"Burning Walls" May Stop Black Hole Formation
KentuckyFC writes "Black holes are thought to form when a star greater than 4 times the mass of the Sun explodes in a supernova and then collapses. The force of this collapse is so great that no known force can stop it. In less massive stars, the collapse cannot overcome so-called neutron degeneracy, the force that stops neutrons from being squashed together. Now a Russian physicist says another effect may be involved. He points out that quantum chromodynamics predicts that when neutrons are squashed together, matter undergoes a phase transition into "subhadronic" matter. This is very different from ordinary matter. In subhadronic form, space is essentially empty. So the phase change creates a sudden reduction in pressure, forcing any ordinary matter in the star to implode into this new vacuum. The result is a massive increase in temperature of this matter that creates a "burning wall" within the supernova. And it is this burning wall that stops the formation of a black hole, not just the degeneracy pressure of neutrons. This should lead to much greater energies inside a supernova than had been thought possible until now. And that's important because it could explain the formation of high energy gamma ray bursts that have long puzzled astrophysicists."

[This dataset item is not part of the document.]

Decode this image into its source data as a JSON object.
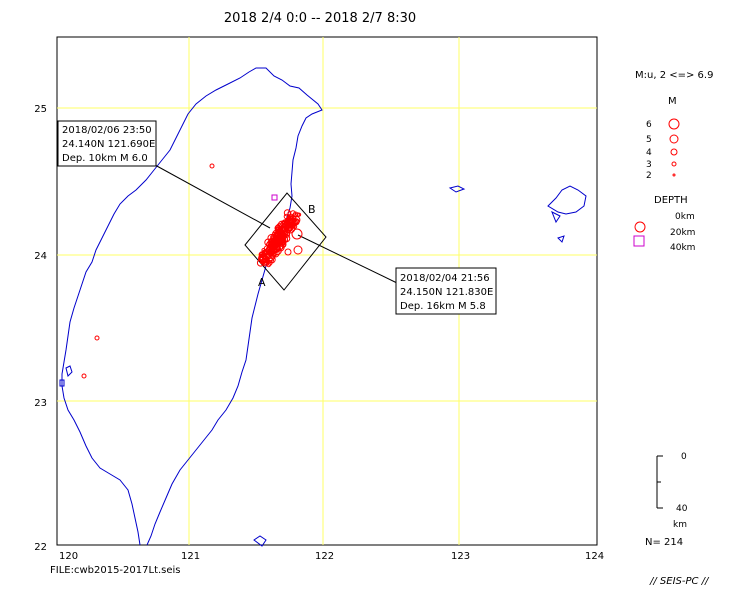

I never like when scientists can't explain a major aspect of something like a black hole. They have models/predictions etc., but there are these little pieces that are missing.
Then someone comes along with an elegant solution that fits perfectly into the existing theory/model/design and suddenly all these unexplained pieces make perfect sense.
That is what science is about. Revelation based on fact, not faith. At the end of the day I think it's a lot more rewarding, although a lot harder to come by.
That's exactly what we will do. This hypothesis will be quantified into making predictions about what we will see from supernovae and gamma-ray bursts (and perhaps other events). We will then plan and conduct observations of these events and see if the predictions of this hypothesis are consistent with the new data. A lot of interesting ideas like this come out but then stall for a while as people try translate qualitative ideas into quantitative predictions. Once that happens we can go out and test them.
It does, however, require a bit more than being one that "sounds like something invented by a writer for a Japanese cartoon series."
That's where you set off a bunch of supernova with different intitial conditions and compare the results with theory?